It’s not been a good month, or week for that matter, for European equity markets, with the FTSE100 alone down over 400 points so far in the last two weeks, which is more than the entire trading range of the last three months.
As far as UK markets are concerned we appear to have stabilised well above the lows of the year, unlike the German DAX which fell to its lowest levels since the end of December 2016 yesterday before rebounding.
We have seen a semblance of stabilisation in Asia overnight, helped by some position squaring and profit taking ahead of the weekend, as well as the start of US earnings season later today.
Today’s rebound appears to offering a brief respite for investors at what has been an absolute shocker of a week, and while today’s respite is welcome it remains to be seen whether we’ve seen the bottom in the short term. The beginning of US earnings season later today could well offer clues with particular attention likely to be on company’s forward projections for profit and revenue guidance.
A weaker than expected US CPI number for September may well have also tempered concerns about the path for US interest rates, after it came in weaker than expected at 2.3%, down from 2.7% in August, which has seen US treasury yields slip back from their intraweek peaks.
The rebound seen in Asia overnight has helped prompt a positive European open this morning and in turn this is likely to prompt a strong open for US markets, after an absolute shocker of a week. At one point this week the Dow was down over 1,300 points and the S&P500 over 170 points.
The latest China trade numbers showed that exports rose 14.5% in September, up from 9.8% in August with yet another record surplus with the US of $225.8bn, which shows that the current tariffs are having very little effect in narrowing the trade gap. Having said that the 10% tariffs on $200bn worth of goods implemented in September, only came into effect towards the end of the month.
Imports were more disappointing, rising 14.3%, down from 20% in August, which suggest that internal demand within the Chinese economy may be slowing, after a big jump in July, though it is noticeable that imports have been similarly weak at the end of every quarter this year.
The rise in the surplus with the US is only likely to make President Trump even more determined to impose his will in terms of addressing the rising US trade deficit with China in the coming weeks, which means the prospect of tariffs on the remainder of Chinese goods remains a clear and present danger.

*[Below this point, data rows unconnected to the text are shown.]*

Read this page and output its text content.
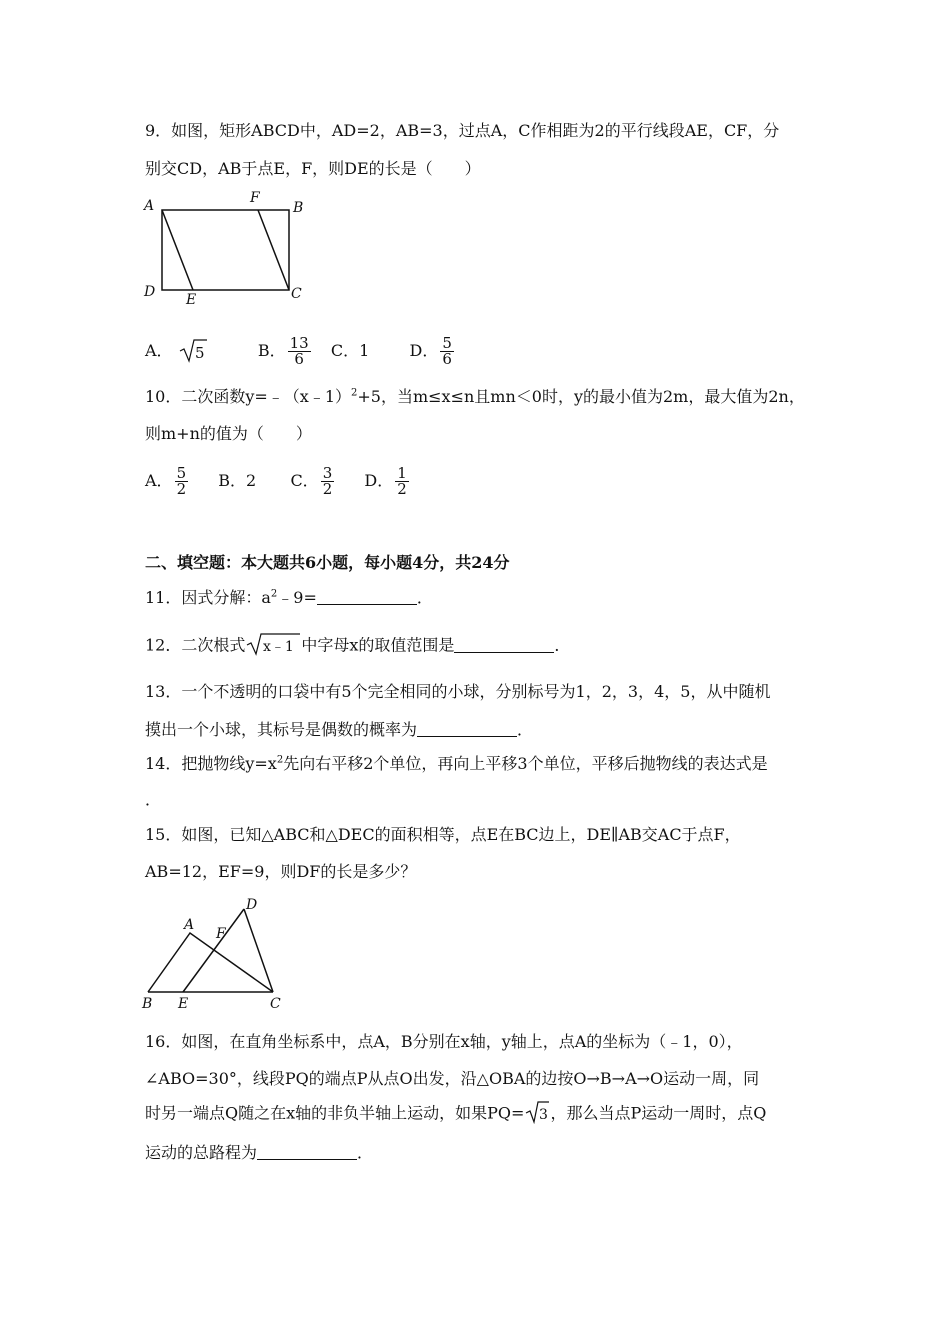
9．如图，矩形ABCD中，AD=2，AB=3，过点A，C作相距为2的平行线段AE，CF，分
别交CD，AB于点E，F，则DE的长是（　　）
A	F
B
D E	C
A． 5	B． $\frac{13}{6}$ C．1	D． $\frac{5}{6}$
10．二次函数y=﹣（x﹣1）$^2$+5，当m≤x≤n且mn＜0时，y的最小值为2m，最大值为2n，
则m+n的值为（　　）
A． $\frac{5}{2}$ B．2 C． $\frac{3}{2}$ D． $\frac{1}{2}$
二、填空题：本大题共6小题，每小题4分，共24分
11．因式分解：$a^2﹣9=$	．
12．二次根式 x﹣1 中字母x的取值范围是	．
13．一个不透明的口袋中有5个完全相同的小球，分别标号为1，2，3，4，5，从中随机
摸出一个小球，其标号是偶数的概率为	．
14．把抛物线$y=x^2$先向右平移2个单位，再向上平移3个单位，平移后抛物线的表达式是
．
15．如图，已知△ABC和△DEC的面积相等，点E在BC边上，DE∥AB交AC于点F，
AB=12，EF=9，则DF的长是多少？
A
D
F
B E	C
16．如图，在直角坐标系中，点A，B分别在x轴，y轴上，点A的坐标为（﹣1，0），
∠ABO=30°，线段PQ的端点P从点O出发，沿△OBA的边按O→B→A→O运动一周，同
时另一端点Q随之在x轴的非负半轴上运动，如果PQ= 3 ，那么当点P运动一周时，点Q
运动的总路程为	．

On the earnings front we’re going to get a look at the latest Q3 updates for JP Morgan Chase, Citigroup and Wells Fargo Bank and these will give us a decent window into not only how well the US economy has been performing. Consumer spending appears to be holding up well and the US central bank has raised rates for the third time this year. M&A activity has also held up as well which should mean decent fee income.
On the downside housing does appear to be showing signs of slowing, which could weigh more on Wells Fargo, given its reliance on the US mortgage market. Furthermore the flattening yield curve could weigh on banks profitability in other areas, while recent market volatility, or the lack of it in the last three months, could also offer up some disappointment when it comes to trading revenues. Guidance will be key here in light of recent warnings about trade and a global slowdown.